- Date: 18 December 2019
- Location: Camp Nou, Barcelona
- Caused by: Sentencing of nine Catalan independence leaders by the Spanish Supreme Court

Casualties
- Injuries: 60 (2 in a serious condition)
- Arrested: At least 9

= 2019 El Clásico protest =

Protest in response to the trial of Catalonia independence leaders

The anonymous Catalan protest group, Democratic Tsunami, organized a massive protest during the El Clásico match between FC Barcelona and Real Madrid outside the Camp Nou stadium. The protest was in response of the trial of Catalonia independence leaders, who faced a total of 100 years in prison for organising the 2017 Catalan independence referendum. Hundreds of demonstrators attended the march that started before the football match with the slogan "Spain, sit and talk".

==Protest==
During the match between FC Barcelona and Real Madrid, protests threw Molotov cocktails and set barricades on fire at Travessera de les Corts avenue and Gran Vía Carles III street, at the exteriors of Camp Nou. At least 5.000 people attended the march demanding the freedom of the Catalan separatists prisoners.

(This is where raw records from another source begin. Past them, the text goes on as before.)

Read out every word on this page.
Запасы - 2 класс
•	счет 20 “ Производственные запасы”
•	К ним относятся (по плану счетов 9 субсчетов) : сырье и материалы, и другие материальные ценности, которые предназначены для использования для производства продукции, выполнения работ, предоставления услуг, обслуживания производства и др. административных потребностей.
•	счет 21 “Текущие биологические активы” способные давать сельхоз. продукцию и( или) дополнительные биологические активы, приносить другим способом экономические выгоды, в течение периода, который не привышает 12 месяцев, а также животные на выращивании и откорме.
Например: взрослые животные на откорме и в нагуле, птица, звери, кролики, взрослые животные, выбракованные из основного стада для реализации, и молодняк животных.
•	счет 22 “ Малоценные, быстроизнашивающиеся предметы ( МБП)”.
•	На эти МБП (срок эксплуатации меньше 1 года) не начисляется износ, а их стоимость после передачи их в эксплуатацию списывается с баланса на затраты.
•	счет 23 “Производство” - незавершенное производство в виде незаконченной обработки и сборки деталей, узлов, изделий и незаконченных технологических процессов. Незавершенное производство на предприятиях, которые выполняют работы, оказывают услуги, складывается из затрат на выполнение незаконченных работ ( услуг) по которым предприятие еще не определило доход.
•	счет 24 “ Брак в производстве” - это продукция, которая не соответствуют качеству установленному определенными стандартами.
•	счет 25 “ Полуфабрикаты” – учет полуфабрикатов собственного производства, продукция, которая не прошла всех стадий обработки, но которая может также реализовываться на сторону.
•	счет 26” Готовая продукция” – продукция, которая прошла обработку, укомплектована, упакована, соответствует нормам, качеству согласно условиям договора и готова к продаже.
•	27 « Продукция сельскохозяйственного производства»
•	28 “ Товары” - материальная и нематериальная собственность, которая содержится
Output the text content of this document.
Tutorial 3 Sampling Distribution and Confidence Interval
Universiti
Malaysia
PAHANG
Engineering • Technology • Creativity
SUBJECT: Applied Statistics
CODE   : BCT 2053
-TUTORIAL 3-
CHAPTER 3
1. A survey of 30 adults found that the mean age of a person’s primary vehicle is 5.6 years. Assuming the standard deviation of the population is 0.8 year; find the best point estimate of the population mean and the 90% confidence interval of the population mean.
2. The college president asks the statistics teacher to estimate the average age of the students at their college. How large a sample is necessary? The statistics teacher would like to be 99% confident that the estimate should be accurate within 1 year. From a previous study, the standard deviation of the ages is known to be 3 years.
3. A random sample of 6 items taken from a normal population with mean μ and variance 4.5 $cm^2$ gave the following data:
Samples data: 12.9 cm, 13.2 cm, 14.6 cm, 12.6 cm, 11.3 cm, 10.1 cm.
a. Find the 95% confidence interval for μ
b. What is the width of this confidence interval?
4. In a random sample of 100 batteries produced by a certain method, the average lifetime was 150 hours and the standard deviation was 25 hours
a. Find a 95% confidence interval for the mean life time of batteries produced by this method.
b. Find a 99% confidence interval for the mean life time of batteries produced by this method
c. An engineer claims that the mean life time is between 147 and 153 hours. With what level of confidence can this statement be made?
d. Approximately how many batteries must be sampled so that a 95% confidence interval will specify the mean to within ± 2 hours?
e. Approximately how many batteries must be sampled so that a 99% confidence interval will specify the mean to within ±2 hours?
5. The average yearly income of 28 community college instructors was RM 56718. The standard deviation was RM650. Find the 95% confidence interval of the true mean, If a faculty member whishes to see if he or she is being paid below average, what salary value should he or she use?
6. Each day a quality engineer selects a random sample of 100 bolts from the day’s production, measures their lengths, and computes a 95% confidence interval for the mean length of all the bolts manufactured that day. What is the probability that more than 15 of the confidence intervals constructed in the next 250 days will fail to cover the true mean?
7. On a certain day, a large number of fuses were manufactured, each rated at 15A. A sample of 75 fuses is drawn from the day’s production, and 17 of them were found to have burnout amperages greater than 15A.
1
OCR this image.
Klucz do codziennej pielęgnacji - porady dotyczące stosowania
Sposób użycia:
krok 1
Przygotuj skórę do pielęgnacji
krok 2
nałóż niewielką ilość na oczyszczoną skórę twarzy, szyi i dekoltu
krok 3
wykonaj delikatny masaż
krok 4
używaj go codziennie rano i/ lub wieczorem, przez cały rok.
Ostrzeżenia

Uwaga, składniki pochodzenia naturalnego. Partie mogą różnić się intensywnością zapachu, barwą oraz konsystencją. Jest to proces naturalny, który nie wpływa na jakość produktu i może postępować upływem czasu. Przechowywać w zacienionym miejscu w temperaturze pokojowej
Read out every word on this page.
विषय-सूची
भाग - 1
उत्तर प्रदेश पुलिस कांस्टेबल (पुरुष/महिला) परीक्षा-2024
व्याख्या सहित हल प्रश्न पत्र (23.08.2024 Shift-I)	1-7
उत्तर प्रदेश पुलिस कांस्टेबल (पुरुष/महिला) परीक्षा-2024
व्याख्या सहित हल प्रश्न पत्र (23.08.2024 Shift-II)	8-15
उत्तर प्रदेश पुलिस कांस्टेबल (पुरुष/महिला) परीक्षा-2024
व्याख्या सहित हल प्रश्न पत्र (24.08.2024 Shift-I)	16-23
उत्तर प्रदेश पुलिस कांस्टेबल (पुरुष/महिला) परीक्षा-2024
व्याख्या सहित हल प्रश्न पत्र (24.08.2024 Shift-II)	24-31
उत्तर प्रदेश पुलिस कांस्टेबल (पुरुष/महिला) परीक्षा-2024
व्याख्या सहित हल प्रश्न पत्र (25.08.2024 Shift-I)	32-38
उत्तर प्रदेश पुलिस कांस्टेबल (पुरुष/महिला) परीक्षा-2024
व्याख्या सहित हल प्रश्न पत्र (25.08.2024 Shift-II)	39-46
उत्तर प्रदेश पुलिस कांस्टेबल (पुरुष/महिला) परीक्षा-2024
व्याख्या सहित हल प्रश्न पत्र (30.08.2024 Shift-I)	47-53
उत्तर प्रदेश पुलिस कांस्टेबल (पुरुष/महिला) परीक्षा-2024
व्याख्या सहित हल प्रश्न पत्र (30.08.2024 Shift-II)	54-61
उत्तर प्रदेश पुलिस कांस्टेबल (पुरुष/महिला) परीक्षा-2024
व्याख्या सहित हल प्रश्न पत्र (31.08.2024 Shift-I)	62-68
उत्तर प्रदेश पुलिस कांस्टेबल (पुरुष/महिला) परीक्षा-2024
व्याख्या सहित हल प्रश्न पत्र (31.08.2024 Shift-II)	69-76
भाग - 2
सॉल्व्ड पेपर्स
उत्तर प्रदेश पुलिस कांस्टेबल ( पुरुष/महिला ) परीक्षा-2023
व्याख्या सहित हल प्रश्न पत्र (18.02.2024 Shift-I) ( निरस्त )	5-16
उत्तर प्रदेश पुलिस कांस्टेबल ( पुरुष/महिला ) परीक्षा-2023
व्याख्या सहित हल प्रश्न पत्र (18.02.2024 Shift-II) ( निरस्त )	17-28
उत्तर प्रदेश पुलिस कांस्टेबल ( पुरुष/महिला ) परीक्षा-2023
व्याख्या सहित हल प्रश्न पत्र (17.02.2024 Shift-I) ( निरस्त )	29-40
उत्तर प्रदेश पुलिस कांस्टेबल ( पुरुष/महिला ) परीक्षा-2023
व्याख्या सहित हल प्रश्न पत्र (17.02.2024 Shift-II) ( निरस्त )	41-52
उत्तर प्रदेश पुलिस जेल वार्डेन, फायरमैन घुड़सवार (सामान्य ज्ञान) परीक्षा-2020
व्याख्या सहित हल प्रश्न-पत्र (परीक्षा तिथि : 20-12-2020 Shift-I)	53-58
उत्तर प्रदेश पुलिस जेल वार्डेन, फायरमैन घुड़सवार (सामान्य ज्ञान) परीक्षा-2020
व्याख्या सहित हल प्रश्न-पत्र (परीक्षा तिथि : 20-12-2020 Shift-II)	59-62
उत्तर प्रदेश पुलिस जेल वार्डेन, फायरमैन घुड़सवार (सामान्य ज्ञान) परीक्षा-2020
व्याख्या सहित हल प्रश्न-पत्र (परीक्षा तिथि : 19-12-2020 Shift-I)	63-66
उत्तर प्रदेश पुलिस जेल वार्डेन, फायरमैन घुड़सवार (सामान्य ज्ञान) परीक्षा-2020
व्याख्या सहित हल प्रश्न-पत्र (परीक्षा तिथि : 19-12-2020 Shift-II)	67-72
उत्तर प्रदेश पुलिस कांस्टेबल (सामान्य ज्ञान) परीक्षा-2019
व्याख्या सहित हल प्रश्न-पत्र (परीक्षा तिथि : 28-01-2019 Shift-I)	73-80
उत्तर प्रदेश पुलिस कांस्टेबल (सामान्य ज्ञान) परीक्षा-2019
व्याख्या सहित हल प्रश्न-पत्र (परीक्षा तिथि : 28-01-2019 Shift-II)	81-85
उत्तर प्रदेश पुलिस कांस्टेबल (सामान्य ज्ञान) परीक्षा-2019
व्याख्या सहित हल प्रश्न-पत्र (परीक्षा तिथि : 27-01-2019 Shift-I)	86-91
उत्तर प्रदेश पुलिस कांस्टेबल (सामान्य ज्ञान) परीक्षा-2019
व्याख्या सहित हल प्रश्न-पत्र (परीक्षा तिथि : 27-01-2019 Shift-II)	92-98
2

During the match, loud bangs could be heard and the match had to be interrupted during a few minutes because protesters inside the stadium threw hundreds of yellow globes. At least 60 people were injured, two in a serious condition and 9 people were arrested. Dozens of Catalan police officers were also injured.

==Objectives==
The initial idea of the Democratic Tsunami protest was to "stop" El Clásico match with two banners with "Sit and talk" slogan carried by drones. The plan failed because Catalan region police, Mossos d'Esquadra, intercepted the drones before arriving at Camp Nou.